This Smoky Pumpkin Pie Recipe is the PERFECT addition to your Holiday Meal or anytime Dessert! This recipe adds a wonderful homemade smoothness, lots of flavor, and kiss of smoke to the traditional Pumpkin Pie that you know and love! Mike from “Everyday BBQ” will show you how to cook this delicious pie from start to finish using the Slow 'N Sear® Kamado. See below for everything you’ll need and full directions for this recipe!
- 1 pie pumpkin (this will end up making 4 cups of pumpkin puree)
- 2 prepared or homemade pie crusts
- 4 large eggs
- 2 14 oz. cans of sweetened condensed milk
- 2 teaspoons of pumpkin pie spice
- ½ teaspoon vanilla extract
- 1 teaspoon kosher salt
Homemade Cinnamon Nutmeg Whipped Cream
- 2 cups heavy whipping cream
- 2 teaspoons cinnamon
- ½ teaspoon nutmeg
- ½ teaspoon vanilla extract
- ½ teaspoon salt
Place the heavy whipping cream into a mixing bowl and mix either by hand with a whisk or with electric mixer until it stiffens up and holds shape. Add the remaining ingredients, mix well, place into fridge until time to serve.

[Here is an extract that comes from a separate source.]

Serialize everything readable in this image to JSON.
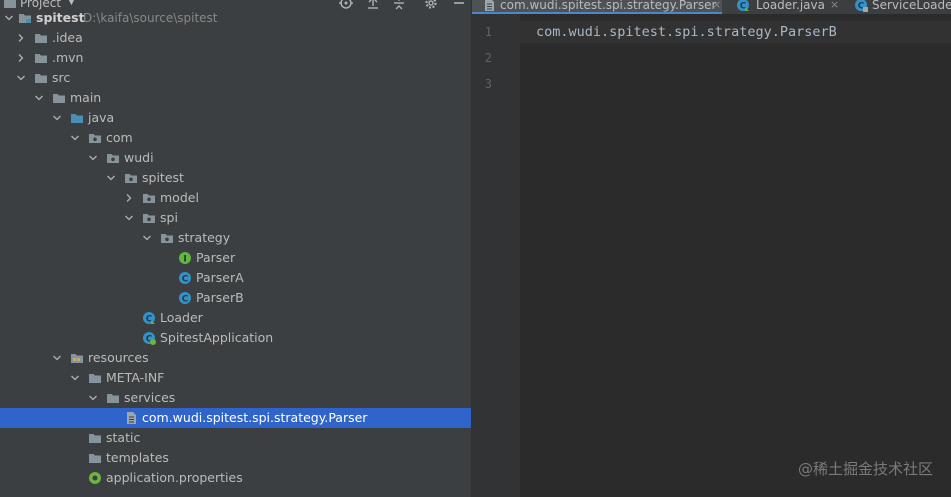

Begin by setting up and pre-heating your Slow N’ Sear® Kamado. We will be cooking in traditional Kamado mode today in the range of 375°F today for the entire cook. To lock in that temperature, simply fill the bottom of the cooker with lump coal and then remove enough to fill half a chimney to light. Light the coals in the chimney and allow them to get lit and hot. Dump the chimney of lit coals onto the unlit coals and spread them out evenly. Give the coals about 5 minutes to get started. Place the charcoal grate, heat deflector and Drip ‘N Griddle in place followed by your main cooking grate, close the lid and open the vents wide open on top and bottom. Once you get to around 275-300°F, begin choking back the vents top and bottom until you get your temperature locked in. Be sure to monitor temps with your SnS-500 remote thermometer for accuracy.
Next, slice the pie pumpkin in half as shown in video, remove stem and all the loose insides by cleaning it out well. Place a thin coat of olive oil around the inside and edges of the pumpkin, then place onto the Kamado face down as shown. Allow to cook for 45-50 minutes until tender.
You can check tenderness with a toothpick by poking through the skin from the outside. If it goes through the skin easy, it’s ready to go!
The next step is to remove the skin from the pumpkin. Throw the skin out and place the insides into a blender. Blend to a puree. You may add a very small amount of water if your blender has a hard time collecting the contents.
Pour the puree into a mixing bowl, add condensed milk, pumpkin pie spice, salt, eggs, and vanilla. Mix well until fully combined.
Pour mixture into pie crusts and place back on the Kamado at the same temperature for approximately 50 minutes or until the center of the pies read 175°F.
Remove from cooker and allow to rest for 1-2 hours. This will allow the pies to cool, set up and be ready to slice without cracking.
Slice, plate, add whipped cream and ENJOY!!